Lamya H. (The Author)

Lamya H. is the pseudonym of the author of Hijab Butch Blues. Based on the information found in the memoir, Lamya was born in southeast Asia, likely Pakistan or India. Around the age of five, she moved with her family to a “rich Arab country,” likely the United Arab Emirates or Saudi Arabia, because her father could earn more money there. At 18, Lamya moved to the United States to attend a “prestigious college” in New York state. Later, she attended graduate school in New York City. After graduate school, she met her partner, Olivia, or “Liv,” “a white girl from Vermont” (209). According to the author biography on her website, Lamya H. currently works as a writer and organizer in NYC, “creating spaces for LGBTQ+ Muslims, fighting Islamophobia, and abolishing prisons” (“Home.” Lamya H). Little else is known about her biographical information.

Hijab Book Blues gives insight into Lamya’s growth and maturity over the course of her life. However, some aspects of her personality remained consistent over time. As a child, Lamya was a “irascible tomboy” who preferred watching cricket with her male relatives over wearing makeup or getting dressed up with her female relatives. Later, she adopted a casual, nonbinary self-presentation: “baggy jeans, a red hoodie, sneakers” (78). She was a dedicated and focused student in grade school; her curiosity and attention to detail enabled her to win a scholarship to a prestigious American university and later attend graduate school. She characterizes herself as a “nerd,” both as a child and an adult. As a child, this manifested in her eagerness to attend her Islamic studies class, in contrast to her peers. As an adult, she describes an episode where she attended a lecture—while on a date—and taking notes. She was fiercely independent as a child out of necessity since she grew up in a country where she was discriminated against and where it was hard to make friends since people often moved away. Her independence continued into adulthood as she moved to the United States alone, without her immediate family, and pursued her own course in life, although she later learned to temper this independence by letting in and cultivating a supportive community around herself.
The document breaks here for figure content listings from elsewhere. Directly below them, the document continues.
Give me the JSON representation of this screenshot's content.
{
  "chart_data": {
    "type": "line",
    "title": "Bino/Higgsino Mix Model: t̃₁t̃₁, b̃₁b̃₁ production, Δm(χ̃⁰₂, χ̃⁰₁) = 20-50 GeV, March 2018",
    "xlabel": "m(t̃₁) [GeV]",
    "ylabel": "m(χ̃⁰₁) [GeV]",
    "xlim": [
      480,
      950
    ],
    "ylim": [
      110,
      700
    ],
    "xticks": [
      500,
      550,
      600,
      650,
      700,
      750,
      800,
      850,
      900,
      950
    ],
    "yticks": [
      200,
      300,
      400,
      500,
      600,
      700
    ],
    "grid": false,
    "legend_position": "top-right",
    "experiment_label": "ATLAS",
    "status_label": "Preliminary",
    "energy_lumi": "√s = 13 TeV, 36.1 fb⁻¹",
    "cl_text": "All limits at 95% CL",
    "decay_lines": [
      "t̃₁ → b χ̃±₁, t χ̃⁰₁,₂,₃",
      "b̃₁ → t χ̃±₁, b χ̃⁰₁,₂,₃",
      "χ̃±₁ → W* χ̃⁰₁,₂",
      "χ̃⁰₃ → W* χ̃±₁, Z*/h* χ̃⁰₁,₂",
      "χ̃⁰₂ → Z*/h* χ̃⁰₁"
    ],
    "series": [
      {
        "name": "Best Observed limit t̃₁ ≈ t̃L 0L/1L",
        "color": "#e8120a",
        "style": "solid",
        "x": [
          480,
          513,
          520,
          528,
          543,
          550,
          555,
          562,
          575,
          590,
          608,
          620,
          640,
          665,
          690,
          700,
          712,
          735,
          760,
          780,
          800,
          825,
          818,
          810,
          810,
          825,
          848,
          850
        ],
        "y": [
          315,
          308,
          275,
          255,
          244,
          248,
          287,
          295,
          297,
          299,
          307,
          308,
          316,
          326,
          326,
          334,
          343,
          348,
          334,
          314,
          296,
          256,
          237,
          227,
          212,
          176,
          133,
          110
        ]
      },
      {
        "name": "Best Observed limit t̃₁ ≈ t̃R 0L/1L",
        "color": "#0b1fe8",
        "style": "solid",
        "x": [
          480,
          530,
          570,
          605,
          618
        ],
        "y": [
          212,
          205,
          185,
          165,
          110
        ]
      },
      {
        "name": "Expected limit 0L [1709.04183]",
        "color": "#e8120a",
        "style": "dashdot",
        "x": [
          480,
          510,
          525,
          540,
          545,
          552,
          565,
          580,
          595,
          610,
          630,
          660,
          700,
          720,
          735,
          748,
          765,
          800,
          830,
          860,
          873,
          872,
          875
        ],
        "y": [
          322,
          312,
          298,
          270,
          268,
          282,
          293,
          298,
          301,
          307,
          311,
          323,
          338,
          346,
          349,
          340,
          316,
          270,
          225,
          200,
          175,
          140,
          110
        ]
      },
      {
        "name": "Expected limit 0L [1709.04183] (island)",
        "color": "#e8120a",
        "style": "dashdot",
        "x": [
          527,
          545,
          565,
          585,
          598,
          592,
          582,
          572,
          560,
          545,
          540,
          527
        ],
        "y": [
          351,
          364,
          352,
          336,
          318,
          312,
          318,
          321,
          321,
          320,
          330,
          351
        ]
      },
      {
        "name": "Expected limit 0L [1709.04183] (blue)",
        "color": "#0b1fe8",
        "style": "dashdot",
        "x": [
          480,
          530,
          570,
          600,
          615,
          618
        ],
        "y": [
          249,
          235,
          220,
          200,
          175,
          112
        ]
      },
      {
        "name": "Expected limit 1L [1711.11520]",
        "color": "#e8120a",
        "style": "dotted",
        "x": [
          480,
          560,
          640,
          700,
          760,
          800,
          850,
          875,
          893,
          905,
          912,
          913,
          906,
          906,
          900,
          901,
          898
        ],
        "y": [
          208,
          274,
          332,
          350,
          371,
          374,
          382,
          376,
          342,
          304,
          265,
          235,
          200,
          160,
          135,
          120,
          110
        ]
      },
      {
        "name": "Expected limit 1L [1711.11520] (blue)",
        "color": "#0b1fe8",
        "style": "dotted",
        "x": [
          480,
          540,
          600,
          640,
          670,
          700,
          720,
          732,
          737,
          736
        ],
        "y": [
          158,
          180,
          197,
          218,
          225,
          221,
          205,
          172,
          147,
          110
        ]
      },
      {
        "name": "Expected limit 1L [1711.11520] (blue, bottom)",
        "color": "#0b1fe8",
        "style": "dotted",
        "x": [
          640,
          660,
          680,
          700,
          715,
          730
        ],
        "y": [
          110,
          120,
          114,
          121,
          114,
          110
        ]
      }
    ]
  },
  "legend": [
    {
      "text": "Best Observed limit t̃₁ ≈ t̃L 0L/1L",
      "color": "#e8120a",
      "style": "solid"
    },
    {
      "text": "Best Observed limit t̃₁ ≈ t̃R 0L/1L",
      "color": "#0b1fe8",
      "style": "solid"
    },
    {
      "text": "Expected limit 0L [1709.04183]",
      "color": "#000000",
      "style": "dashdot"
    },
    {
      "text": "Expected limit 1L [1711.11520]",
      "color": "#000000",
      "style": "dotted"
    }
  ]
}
Lamya comes from a devout Muslim family and has remained devout into her adulthood, even as her relationship with her religious practice evolved. As a child, she attended classes at the mosque and read the Quran regularly. As an adult, she wears a hijab, even against the advice of her family members, and prays five times a day. However, from a young age, she began the process of Developing a Personal Relationship With Islam, learning to question and challenge the interpretations of authority figures, as when she asked her teacher why Allah’s pronouns are always translated as male. As an adult, she uses this questioning stance to imagine and reinterpret scripture in a way that aligns with her feminist ideals.

Lamya engages with the world and describes herself in the context of her intersectional identity: she is brown, queer, nonbinary, Muslim, and an immigrant. These different facets define who she is and shape her world. Despite the prejudice that she faces as a result of these identities, she also uses them as the foundation to build community and find joy. Lamya is principled, strident, and passionate about social justice. She describes herself as fighting for “a world that is kinder, more generous, more just” through her activism and her writing (279), which is an extension of that activism.